Après avoir tenté de regarder le film de Paul Thomas Anderson sans savoir qu’il était tiré de ce livre, j’ai voulu retenter l’expérience en étant cette fois conscient de son origine. Ayant déjà lu Pynchon auparavant, je me suis dit qu’il serait plus judicieux de commencer par le texte.
Le choix est payant. Vice caché propose une véritable radiographie des années 1970, à travers le regard de Doc Sportello, détective hippie, consommateur compulsif et enquêteur malgré lui, en plein cœur d’un Los Angeles qui se retourne contre ses propres mythes. L’intrigue policière, volontairement labyrinthique, multiplie les ramifications troubles avec un rythme qui ne faiblit jamais. On se perd, oui, mais c’est un égarement consenti, presque jouissif, qui mime l’état mental du personnage autant que celui d’une époque entière qui ne sait plus très bien où elle va.
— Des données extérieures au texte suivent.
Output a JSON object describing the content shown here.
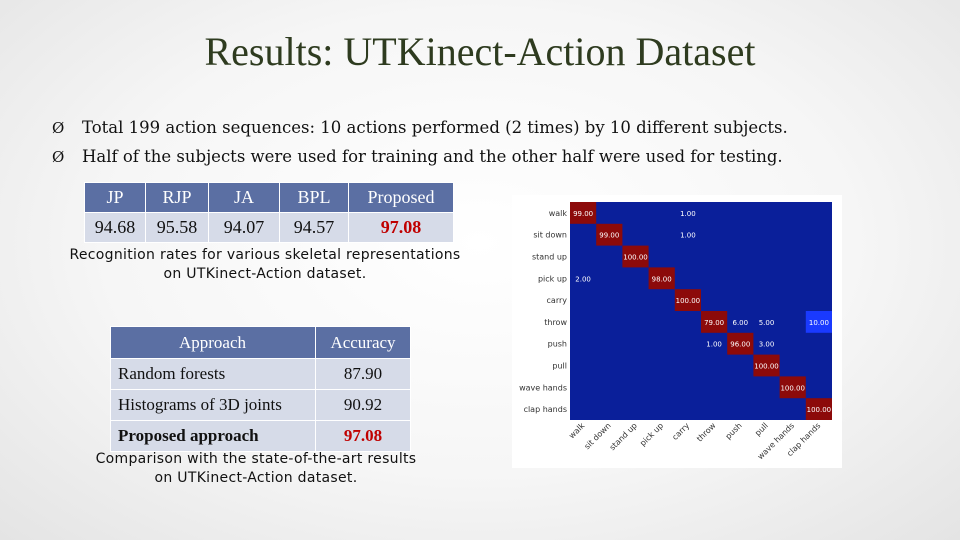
{
  "slide": {
    "title": "Results: UTKinect-Action Dataset",
    "bullets": [
      "Total 199 action sequences: 10 actions performed (2 times) by 10 different subjects.",
      "Half of the subjects were used for training and the other half were used for testing."
    ],
    "bullet_marker": "Ø"
  },
  "table1": {
    "headers": [
      "JP",
      "RJP",
      "JA",
      "BPL",
      "Proposed"
    ],
    "values": [
      "94.68",
      "95.58",
      "94.07",
      "94.57",
      "97.08"
    ],
    "caption": "Recognition rates for various skeletal representations on UTKinect-Action dataset."
  },
  "table2": {
    "headers": [
      "Approach",
      "Accuracy"
    ],
    "rows": [
      {
        "approach": "Random forests",
        "accuracy": "87.90"
      },
      {
        "approach": "Histograms of 3D joints",
        "accuracy": "90.92"
      },
      {
        "approach": "Proposed approach",
        "accuracy": "97.08"
      }
    ],
    "caption": "Comparison with the state-of-the-art results on UTKinect-Action dataset."
  },
  "chart_data": {
    "type": "heatmap",
    "rows": [
      "walk",
      "sit down",
      "stand up",
      "pick up",
      "carry",
      "throw",
      "push",
      "pull",
      "wave hands",
      "clap hands"
    ],
    "cols": [
      "walk",
      "sit down",
      "stand up",
      "pick up",
      "carry",
      "throw",
      "push",
      "pull",
      "wave hands",
      "clap hands"
    ],
    "cells": [
      {
        "r": 0,
        "c": 0,
        "v": "99.00"
      },
      {
        "r": 0,
        "c": 4,
        "v": "1.00"
      },
      {
        "r": 1,
        "c": 1,
        "v": "99.00"
      },
      {
        "r": 1,
        "c": 4,
        "v": "1.00"
      },
      {
        "r": 2,
        "c": 2,
        "v": "100.00"
      },
      {
        "r": 3,
        "c": 0,
        "v": "2.00"
      },
      {
        "r": 3,
        "c": 3,
        "v": "98.00"
      },
      {
        "r": 4,
        "c": 4,
        "v": "100.00"
      },
      {
        "r": 5,
        "c": 5,
        "v": "79.00"
      },
      {
        "r": 5,
        "c": 6,
        "v": "6.00"
      },
      {
        "r": 5,
        "c": 7,
        "v": "5.00"
      },
      {
        "r": 5,
        "c": 9,
        "v": "10.00"
      },
      {
        "r": 6,
        "c": 5,
        "v": "1.00"
      },
      {
        "r": 6,
        "c": 6,
        "v": "96.00"
      },
      {
        "r": 6,
        "c": 7,
        "v": "3.00"
      },
      {
        "r": 7,
        "c": 7,
        "v": "100.00"
      },
      {
        "r": 8,
        "c": 8,
        "v": "100.00"
      },
      {
        "r": 9,
        "c": 9,
        "v": "100.00"
      }
    ],
    "colors": {
      "background": "#0a1f9a",
      "high": "#8c0a0a",
      "mid": "#1a3aff",
      "text": "#ffffff"
    }
  }
}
Ce qui se joue en arrière-plan est peut-être encore plus vertigineux. On assiste au basculement d’un monde, à l’agonie lente du rêve hippie. L’arrivée de Nixon marque un retour à l’ordre, à la volonté de contrôle et de surveillance. L’affaire Manson vient fissurer de l’intérieur l’image d’une contre-culture perçue jusque-là comme inoffensive, la violence n’était pas seulement du côté du système. La guerre du Vietnam plane en toile de fond comme une culpabilité collective inavouable. Tout concourt à une atmosphère de transition, presque de gueule de bois historique. Le monde d’après commence, et il ressemble davantage à une promesse trahie qu’à une libération.
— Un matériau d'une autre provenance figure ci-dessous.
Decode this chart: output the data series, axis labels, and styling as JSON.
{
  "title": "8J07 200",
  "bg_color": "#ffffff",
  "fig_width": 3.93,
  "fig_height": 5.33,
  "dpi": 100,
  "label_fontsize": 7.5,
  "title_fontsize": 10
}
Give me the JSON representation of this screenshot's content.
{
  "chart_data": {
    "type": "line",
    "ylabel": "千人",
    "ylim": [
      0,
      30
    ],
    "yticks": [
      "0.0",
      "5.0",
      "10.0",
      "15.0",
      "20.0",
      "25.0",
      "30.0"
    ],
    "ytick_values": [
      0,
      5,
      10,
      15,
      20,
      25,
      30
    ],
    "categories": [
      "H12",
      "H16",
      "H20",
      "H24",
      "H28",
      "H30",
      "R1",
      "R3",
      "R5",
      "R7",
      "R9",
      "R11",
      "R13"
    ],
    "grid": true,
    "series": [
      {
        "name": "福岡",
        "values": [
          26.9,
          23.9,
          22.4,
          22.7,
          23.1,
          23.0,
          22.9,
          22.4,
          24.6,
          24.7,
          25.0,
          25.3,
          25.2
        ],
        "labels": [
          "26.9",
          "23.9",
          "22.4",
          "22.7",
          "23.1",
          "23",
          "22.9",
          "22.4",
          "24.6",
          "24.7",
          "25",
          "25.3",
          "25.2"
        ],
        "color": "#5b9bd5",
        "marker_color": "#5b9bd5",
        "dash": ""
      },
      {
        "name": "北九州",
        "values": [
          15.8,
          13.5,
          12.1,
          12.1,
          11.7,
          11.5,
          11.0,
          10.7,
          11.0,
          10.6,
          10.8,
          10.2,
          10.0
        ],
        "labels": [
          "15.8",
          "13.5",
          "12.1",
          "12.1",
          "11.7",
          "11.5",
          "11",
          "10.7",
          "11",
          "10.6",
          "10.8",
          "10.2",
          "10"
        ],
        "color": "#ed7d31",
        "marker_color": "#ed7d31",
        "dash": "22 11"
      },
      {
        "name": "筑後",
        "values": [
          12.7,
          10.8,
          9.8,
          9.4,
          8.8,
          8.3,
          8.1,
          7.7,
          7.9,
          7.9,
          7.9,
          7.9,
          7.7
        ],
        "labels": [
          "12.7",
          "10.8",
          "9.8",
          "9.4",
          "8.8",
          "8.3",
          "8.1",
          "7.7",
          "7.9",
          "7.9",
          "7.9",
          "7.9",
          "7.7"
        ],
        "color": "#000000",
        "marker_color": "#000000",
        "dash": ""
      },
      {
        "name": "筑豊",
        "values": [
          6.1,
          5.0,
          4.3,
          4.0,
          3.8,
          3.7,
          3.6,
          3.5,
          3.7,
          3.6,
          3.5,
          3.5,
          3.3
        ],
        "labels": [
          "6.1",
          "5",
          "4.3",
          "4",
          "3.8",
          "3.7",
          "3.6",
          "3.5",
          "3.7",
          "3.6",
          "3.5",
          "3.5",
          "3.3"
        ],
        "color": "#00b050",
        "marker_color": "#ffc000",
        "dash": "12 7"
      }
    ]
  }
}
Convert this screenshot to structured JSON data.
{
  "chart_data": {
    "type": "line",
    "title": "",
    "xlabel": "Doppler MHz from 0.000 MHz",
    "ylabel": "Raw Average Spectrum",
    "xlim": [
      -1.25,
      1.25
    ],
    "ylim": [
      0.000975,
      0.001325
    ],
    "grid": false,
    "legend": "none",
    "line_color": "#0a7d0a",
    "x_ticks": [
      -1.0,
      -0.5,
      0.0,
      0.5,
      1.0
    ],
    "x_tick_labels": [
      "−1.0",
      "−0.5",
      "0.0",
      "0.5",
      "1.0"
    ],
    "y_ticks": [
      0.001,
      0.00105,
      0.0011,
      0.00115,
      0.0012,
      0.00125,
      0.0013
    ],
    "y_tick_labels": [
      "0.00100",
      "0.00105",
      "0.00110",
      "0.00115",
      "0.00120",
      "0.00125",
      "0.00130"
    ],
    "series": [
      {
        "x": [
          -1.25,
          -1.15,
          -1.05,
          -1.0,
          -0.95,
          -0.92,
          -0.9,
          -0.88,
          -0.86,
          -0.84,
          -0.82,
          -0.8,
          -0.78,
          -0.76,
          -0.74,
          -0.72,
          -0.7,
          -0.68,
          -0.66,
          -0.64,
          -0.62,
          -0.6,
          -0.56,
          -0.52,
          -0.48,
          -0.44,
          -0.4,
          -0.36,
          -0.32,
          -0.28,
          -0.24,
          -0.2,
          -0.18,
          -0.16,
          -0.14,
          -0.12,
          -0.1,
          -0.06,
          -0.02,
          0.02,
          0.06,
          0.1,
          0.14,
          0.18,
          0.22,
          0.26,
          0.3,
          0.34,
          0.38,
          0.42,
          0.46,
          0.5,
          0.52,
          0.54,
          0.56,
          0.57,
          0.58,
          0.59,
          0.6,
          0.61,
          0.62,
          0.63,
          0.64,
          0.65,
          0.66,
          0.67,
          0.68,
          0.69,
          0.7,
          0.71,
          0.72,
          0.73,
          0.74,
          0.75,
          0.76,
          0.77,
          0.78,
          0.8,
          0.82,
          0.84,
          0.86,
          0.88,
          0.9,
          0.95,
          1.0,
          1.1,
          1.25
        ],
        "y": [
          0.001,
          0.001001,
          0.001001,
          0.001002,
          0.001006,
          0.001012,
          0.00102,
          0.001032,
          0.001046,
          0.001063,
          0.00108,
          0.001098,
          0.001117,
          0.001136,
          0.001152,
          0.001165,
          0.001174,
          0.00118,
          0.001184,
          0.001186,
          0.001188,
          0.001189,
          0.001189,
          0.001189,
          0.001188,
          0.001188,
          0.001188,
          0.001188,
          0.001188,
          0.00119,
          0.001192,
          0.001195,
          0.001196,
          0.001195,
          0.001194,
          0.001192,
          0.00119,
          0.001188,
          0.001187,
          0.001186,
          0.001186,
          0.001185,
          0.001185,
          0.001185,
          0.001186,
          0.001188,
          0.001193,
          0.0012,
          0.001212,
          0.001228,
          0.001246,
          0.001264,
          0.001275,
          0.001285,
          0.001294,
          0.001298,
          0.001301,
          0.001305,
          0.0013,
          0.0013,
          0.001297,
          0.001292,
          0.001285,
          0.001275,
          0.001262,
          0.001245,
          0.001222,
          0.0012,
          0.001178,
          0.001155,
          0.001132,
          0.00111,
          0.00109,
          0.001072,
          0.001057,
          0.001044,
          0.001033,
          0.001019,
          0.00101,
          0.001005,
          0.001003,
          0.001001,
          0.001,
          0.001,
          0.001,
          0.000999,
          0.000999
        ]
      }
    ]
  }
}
Pynchon ne se contente pas de filmer la chute. Il esquisse également une critique plus large et plus froide, où les sphères immobilières, policières et économiques semblent fonctionner en circuit fermé, dans une collusion si profonde qu’elle n’a même plus besoin de se dissimuler. On entrevoit les prémices d’un monde en mutation, avec l’émergence discrète d’Arpanet, ancêtre d’internet, et les débuts d’une surveillance diffuse, décentralisée, déjà bien présente mais encore sans visage. Il y a quelque chose de prophétique là-dedans, une façon de voir 1970 depuis aujourd’hui avec une netteté troublante.
Malgré cette tonalité sombre, le roman conserve une légèreté étonnante, presque insolente. La galerie de personnages hauts en couleur y est pour beaucoup. Bigfoot, flic brutal et étrangement attachant, hanté par ses propres contradictions, l’avocat Sauncho Smilax, paumé et philosophe, les figures hippies décalées qui gravitent autour de Doc comme des satellites d’une planète en voie de disparition. L’humour est constant, absurde, parfois franchement burlesque, et c’est précisément cette légèreté qui rend la mélancolie du livre si prégnante. On rit, et quelque chose se serre quand même.
Au fond, Vice caché laisse une impression singulière, difficile à formuler. Comme une roue qui tourne, les événements semblent se répéter, l’histoire bégaie, les mêmes rapports de force se reconstituent. Mais le sillon dévie légèrement à chaque tour, ouvrant d’autres possibles, d’autres trajectoires imperceptibles. Derrière le désordre apparent, le brouillard de marijuana et les complots inextricables, subsiste quelque chose qui ressemble à de l’espoir, discret, obstiné, peut-être un peu naïf. Exactement comme Doc lui-même.
Un Pynchon accessible pour ceux qui le redoutent, vertigineux pour ceux qui l’aiment déjà.